Mali belum siap untuk pemilu bulan Juli: utusan
BAMAKO (AFP) – Ketua perunding dalam perundingan antara pemerintah Mali dan pemberontak separatis yang membuka jalan bagi pemilihan presiden bulan Juli mengatakan pada hari Kamis bahwa “persyaratan belum terpenuhi” agar pemungutan suara dapat dilanjutkan.
Tiebile Drame, arsitek kesepakatan Ouagadougou yang mengizinkan pasukan Mali memasuki kota Kidal di timur laut yang dikuasai Tuareg dan mengamankan pemilu yang dijadwalkan pada 28 Juli, mengatakan kepada AFP bahwa “sangat jelas” bahwa pemilu tersebut akan “digagalkan”.
“Syarat-syarat yang ada sama sekali belum terpenuhi dalam penyelenggaraan pemilu. Ada suatu bentuk autisme di pihak pemerintah,” kata Drame, yang merupakan salah satu dari sejumlah politisi terkemuka yang ikut serta dalam pemilu tersebut.
“Pemerintah belum siap, Menteri Administrasi Wilayah belum siap, bertentangan dengan apa yang dia katakan, dan (KPU) belum siap.”

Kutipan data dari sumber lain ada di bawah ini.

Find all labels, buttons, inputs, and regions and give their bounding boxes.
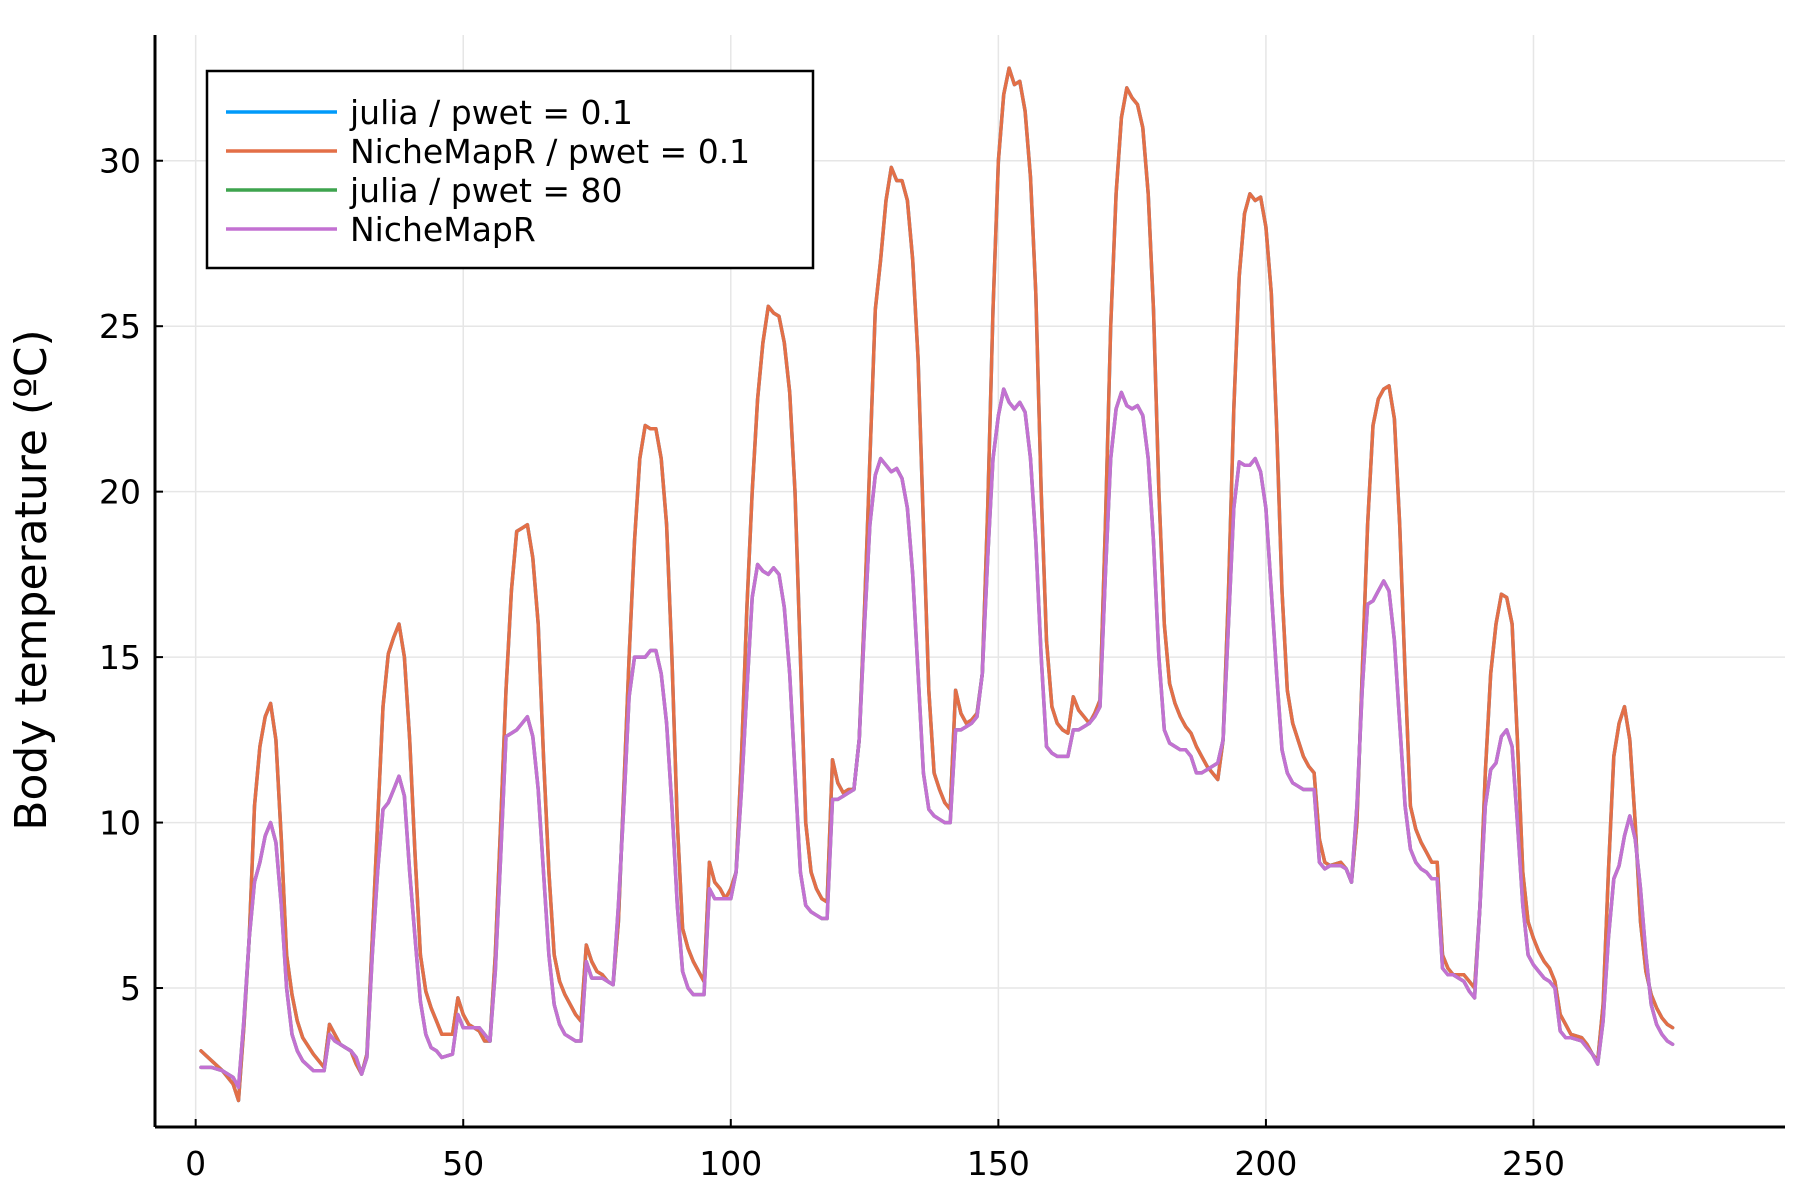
legend-label: julia / pwet = 80: [349, 171, 623, 210]
x-tick-label: 200: [1234, 1144, 1297, 1183]
x-tick-label: 0: [185, 1144, 206, 1183]
y-tick-label: 15: [99, 638, 141, 677]
y-axis-ticks: 5 10 15 20 25 30: [99, 142, 163, 1008]
x-tick-label: 50: [442, 1144, 484, 1183]
legend-label: julia / pwet = 0.1: [349, 93, 633, 132]
y-tick-label: 10: [99, 804, 141, 843]
y-tick-label: 20: [99, 473, 141, 512]
y-tick-label: 25: [99, 307, 141, 346]
legend-label: NicheMapR / pwet = 0.1: [350, 132, 750, 171]
axes: [153, 35, 1785, 1129]
x-tick-label: 100: [699, 1144, 762, 1183]
y-axis-title: Body temperature (ºC): [6, 329, 57, 830]
y-tick-label: 5: [120, 969, 141, 1008]
legend-label: NicheMapR: [350, 210, 536, 249]
series-line-3: [199, 387, 1675, 1090]
x-tick-label: 250: [1502, 1144, 1565, 1183]
x-tick-label: 150: [967, 1144, 1030, 1183]
series-lines: [199, 66, 1675, 1103]
y-tick-label: 30: [99, 142, 141, 181]
x-axis-ticks: 0 50 100 150 200 250: [185, 1119, 1565, 1183]
legend-box: [205, 69, 815, 270]
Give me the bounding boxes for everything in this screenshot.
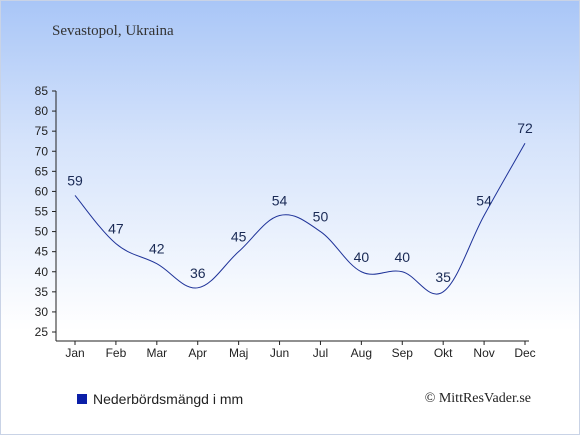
y-tick-label: 45: [35, 245, 49, 259]
data-label: 42: [149, 241, 165, 257]
series-line: [74, 142, 526, 295]
tick-labels: 25 30 35 40 45 50 55 60 65 70 75 80 85 Jan Feb Mar Apr Ma…: [35, 84, 536, 360]
x-tick-label: Okt: [434, 346, 453, 360]
axes: [52, 90, 529, 345]
x-tick-label: Aug: [351, 346, 372, 360]
data-label: 40: [394, 249, 410, 265]
y-tick-label: 35: [35, 285, 49, 299]
legend-label: Nederbördsmängd i mm: [93, 391, 244, 407]
data-label: 54: [272, 193, 288, 209]
data-label: 47: [108, 221, 124, 237]
x-tick-label: Sep: [392, 346, 414, 360]
data-label: 35: [435, 269, 451, 285]
data-label: 40: [354, 249, 370, 265]
chart-subtitle: Sevastopol, Ukraina: [52, 23, 174, 39]
x-tick-label: Nov: [473, 346, 494, 360]
x-tick-label: Jan: [65, 346, 84, 360]
y-tick-label: 30: [35, 305, 49, 319]
credit-text: © MittResVader.se: [424, 391, 531, 406]
y-tick-label: 65: [35, 164, 49, 178]
x-tick-label: Apr: [188, 346, 207, 360]
data-label: 54: [476, 193, 492, 209]
x-tick-label: Dec: [514, 346, 535, 360]
data-labels: 59 47 42 36 45 54 50 40 40 35 54 72: [67, 120, 533, 285]
y-tick-label: 70: [35, 144, 49, 158]
data-label: 45: [231, 229, 247, 245]
y-tick-label: 80: [35, 104, 49, 118]
y-tick-label: 25: [35, 325, 49, 339]
data-label: 72: [517, 120, 533, 136]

Gerakan Nasional untuk Pembebasan Azawad (MNLA) dan pasukan pemerintah pada tanggal 18 Juni sepakat untuk menghentikan permusuhan ketika tentara memasuki Kidal dan para pemberontak dikurung di kamp-kamp – tetapi tidak ada yang tercapai setelah pemilihan umum yang tinggal beberapa minggu lagi, kata Drame.
“Saya memperingatkan risikonya, terutama karena situasi di Kidal belum terselesaikan (dan) pemerintahan belum kembali ke pedalaman,” ujarnya.
Sementara itu, komisi pemilu Mali telah menyatakan kekhawatirannya bahwa akan “sangat sulit” untuk mendistribusikan hampir delapan juta kartu suara di negara dimana 500.000 orang terpaksa mengungsi akibat konflik.
Drame mengatakan ia tetap akan mencalonkan diri sebagai presiden namun ia berharap pemerintah akan menunda pemilu tersebut.
“Partai untuk Renaisans Nasional” yang dipimpin Drame menggemakan kata-kata pemimpinnya, mengeluarkan pernyataan yang mengungkapkan “keprihatinan mendalam atas kebutaan pemerintah transisi”, yang akan mengarah pada “pemilu yang curang dan kekacauan pemilu dengan konsekuensi yang tidak dapat diprediksi”.
Partai tersebut meminta “sahabat Mali untuk menahan diri dan mengurangi campur tangan dalam menentukan waktu yang tepat untuk menyelenggarakan pemilu yang hasilnya harus diterima terlebih dahulu oleh rakyat Mali dan rakyat Mali”.
Keputusan untuk mengadakan putaran pertama pada tanggal 28 Juli, dan mungkin diikuti dengan putaran kedua pada tanggal 11 Agustus, dibuat oleh pemerintah Mali di bawah tekanan dari komunitas internasional, dan khususnya bekas negara kolonial Perancis.
Namun pendudukan Kidal oleh MNLA telah menjadi hambatan besar bagi penyelenggaraan pemilu, yang dipandang penting bagi pemulihan Mali dari konflik yang terjadi selama 16 bulan terakhir.
Perwira militer Mali melancarkan kudeta pada Maret tahun lalu setelah dikuasai oleh pemberontakan MNLA. Suku Tuareg merebut kota-kota penting di utara sebelum dikesampingkan oleh sekutu mereka yang terkait dengan al-Qaeda yang menerapkan hukum syariah yang ketat di kota-kota yang berada di bawah kendali mereka.
MNLA memihak pada intervensi militer yang dipimpin Perancis, yang merebut kembali sebagian besar wilayah yang hilang dari kelompok Islam, namun Tuareg enggan mengizinkan pasukan pemerintah memasuki Kidal untuk pemungutan suara.